Yesterday we went to what can only be described as a cliché of a hippie´s ideal restaurant. OUr table was a tree cut in half and we sat on grass mats and colorful pillows on the floor. I consider myself a laid back person, but after 65 minutes of waiting for a sandwich, I finally asked the hippie chick who was serving us how much longer our food would take. Big mistake, apparently broke the charming marley-zen atmosphere of the place and am fairly certain that we are physically, emotionally and spiritually shunned from the place.
All of this said, our pseudo reality is actually quite perfect after having fried our brains for 3 weeks with more studying that I think I did in college. Days consist of walking down small winding back streets to find fresh bread and tortillas, kayaking, studying our Spanish, all the while looking over the most stunning panoramic views of paradise. And i secretly love the vibe and way of life. It sucks you in here.

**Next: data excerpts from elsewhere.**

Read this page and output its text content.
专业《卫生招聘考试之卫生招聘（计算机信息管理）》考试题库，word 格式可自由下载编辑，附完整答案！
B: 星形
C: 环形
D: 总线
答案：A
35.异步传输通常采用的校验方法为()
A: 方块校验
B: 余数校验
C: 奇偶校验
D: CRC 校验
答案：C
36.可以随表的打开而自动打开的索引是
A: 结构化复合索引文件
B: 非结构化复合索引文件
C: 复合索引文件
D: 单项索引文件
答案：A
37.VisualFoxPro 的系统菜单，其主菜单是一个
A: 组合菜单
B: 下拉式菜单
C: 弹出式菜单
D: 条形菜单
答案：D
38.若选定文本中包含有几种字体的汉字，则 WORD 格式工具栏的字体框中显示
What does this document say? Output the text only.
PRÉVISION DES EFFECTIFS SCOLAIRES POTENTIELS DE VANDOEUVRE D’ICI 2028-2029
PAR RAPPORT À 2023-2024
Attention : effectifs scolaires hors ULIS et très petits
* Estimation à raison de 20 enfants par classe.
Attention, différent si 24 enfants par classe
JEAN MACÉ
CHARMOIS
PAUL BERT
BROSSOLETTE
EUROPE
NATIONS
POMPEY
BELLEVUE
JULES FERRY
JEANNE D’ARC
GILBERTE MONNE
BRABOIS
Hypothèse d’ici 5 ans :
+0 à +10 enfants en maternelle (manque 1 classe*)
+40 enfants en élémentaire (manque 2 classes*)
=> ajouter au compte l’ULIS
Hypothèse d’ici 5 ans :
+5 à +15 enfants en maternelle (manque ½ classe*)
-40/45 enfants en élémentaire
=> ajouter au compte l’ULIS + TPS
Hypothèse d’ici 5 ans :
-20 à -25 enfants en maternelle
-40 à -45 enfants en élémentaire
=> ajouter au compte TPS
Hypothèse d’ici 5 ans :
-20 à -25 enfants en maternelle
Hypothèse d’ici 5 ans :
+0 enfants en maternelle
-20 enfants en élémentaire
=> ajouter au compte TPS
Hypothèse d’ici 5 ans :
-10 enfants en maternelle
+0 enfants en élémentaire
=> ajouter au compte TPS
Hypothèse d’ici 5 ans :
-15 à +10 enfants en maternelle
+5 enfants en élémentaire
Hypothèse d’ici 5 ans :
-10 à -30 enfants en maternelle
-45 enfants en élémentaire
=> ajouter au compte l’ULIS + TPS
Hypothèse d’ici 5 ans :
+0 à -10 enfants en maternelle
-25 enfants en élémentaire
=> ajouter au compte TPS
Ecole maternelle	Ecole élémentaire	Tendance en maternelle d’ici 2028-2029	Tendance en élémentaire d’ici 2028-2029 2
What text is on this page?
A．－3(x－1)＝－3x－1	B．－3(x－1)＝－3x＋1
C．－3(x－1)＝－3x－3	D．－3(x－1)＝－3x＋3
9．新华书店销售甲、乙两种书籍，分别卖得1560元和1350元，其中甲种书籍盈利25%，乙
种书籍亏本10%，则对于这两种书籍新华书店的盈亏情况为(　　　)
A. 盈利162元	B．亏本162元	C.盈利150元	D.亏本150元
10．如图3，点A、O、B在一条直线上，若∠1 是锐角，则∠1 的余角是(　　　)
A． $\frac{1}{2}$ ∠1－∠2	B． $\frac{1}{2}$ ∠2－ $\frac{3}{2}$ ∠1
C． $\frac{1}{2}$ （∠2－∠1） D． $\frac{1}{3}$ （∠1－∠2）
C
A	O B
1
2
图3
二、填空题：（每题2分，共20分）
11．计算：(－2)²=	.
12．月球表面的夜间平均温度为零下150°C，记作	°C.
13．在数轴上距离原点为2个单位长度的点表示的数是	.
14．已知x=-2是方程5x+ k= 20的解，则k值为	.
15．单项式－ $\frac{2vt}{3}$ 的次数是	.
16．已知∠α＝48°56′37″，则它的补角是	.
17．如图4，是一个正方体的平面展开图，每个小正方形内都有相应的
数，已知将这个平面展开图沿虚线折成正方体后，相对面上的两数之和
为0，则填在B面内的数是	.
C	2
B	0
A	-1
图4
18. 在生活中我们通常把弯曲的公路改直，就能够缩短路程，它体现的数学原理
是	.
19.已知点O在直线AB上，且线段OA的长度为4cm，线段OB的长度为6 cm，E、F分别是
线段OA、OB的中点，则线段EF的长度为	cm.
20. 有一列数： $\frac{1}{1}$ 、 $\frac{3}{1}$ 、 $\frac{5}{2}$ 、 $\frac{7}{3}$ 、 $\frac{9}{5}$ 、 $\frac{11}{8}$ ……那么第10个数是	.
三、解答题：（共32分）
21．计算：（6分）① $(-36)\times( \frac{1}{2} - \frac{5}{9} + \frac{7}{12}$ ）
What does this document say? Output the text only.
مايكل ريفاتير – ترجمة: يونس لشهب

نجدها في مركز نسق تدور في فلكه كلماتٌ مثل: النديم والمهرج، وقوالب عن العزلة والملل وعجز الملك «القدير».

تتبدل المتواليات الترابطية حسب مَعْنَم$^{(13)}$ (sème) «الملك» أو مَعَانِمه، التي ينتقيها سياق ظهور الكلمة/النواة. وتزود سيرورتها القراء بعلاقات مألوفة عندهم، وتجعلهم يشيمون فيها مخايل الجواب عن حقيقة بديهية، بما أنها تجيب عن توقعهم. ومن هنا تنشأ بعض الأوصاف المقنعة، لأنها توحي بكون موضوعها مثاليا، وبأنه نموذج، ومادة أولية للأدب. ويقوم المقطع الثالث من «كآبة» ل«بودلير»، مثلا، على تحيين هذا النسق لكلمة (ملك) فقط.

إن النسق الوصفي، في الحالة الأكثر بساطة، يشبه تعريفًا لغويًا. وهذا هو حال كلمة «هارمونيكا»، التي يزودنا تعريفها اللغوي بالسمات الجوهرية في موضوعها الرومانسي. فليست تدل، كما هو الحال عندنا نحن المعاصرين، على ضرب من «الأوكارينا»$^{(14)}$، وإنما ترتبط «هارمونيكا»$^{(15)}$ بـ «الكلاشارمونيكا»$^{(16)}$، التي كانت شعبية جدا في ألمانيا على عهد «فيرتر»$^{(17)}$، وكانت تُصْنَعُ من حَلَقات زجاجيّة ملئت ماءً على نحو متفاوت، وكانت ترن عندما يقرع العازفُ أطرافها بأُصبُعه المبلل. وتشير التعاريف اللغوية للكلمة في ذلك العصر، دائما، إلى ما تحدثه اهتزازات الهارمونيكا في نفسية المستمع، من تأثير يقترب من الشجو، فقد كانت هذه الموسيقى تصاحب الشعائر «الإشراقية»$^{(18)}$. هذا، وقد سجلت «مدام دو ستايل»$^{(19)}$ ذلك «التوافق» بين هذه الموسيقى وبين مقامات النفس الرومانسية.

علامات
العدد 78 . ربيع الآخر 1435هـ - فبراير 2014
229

The mountain school was more like summer camp, tucked away down a cobble stone road with coffee plants, shaggy dogs, and communal kitchens--that or a musical, soundtrack provided by the 4 chords sarah and i know on the guitar, one out of tune harmonica, and a creaky old
marimba...it´s a toss up. But it was wonderful. We each ate with a family down the road for every meal, and studied with teachers who, besides having all of their teeth, were funny and more laid back than those in Xela. While this may have deterred us from learning a little, we still left a legacy behind us, captured by a song at the "graduation" written by our teacher (Sarah and i happened to have the same one at la escuela de la montaña...) with the chorus: "never have their been two students to make a school quite so crazy..." but in Spanish. They loved us. Maybe not as much as Sarah loved the mangy dogs that lived at the school, and whose fleas may be loving on/living on Sarah right now. On the down time, we hiked waterfalls, laid in hammocks that were perfectly molded to the curve of your back, and read aloud Anna Karinena, the longest book we could find to carry us through all of our trip :) We love it. The air their was dry but heavy in honey and greenery and made you want to be there forever if it weren't for the mosquitoes. I couldn´t help but feel like I was swimming in all of the simple joys of this word and God´s creation. Smells of mountains and never ending stars and true hospitality were wonderful to experience.
We cant update pictures here as email is slow as JUNK, but we will undoubtedly have gobs to put up just as soon as we can!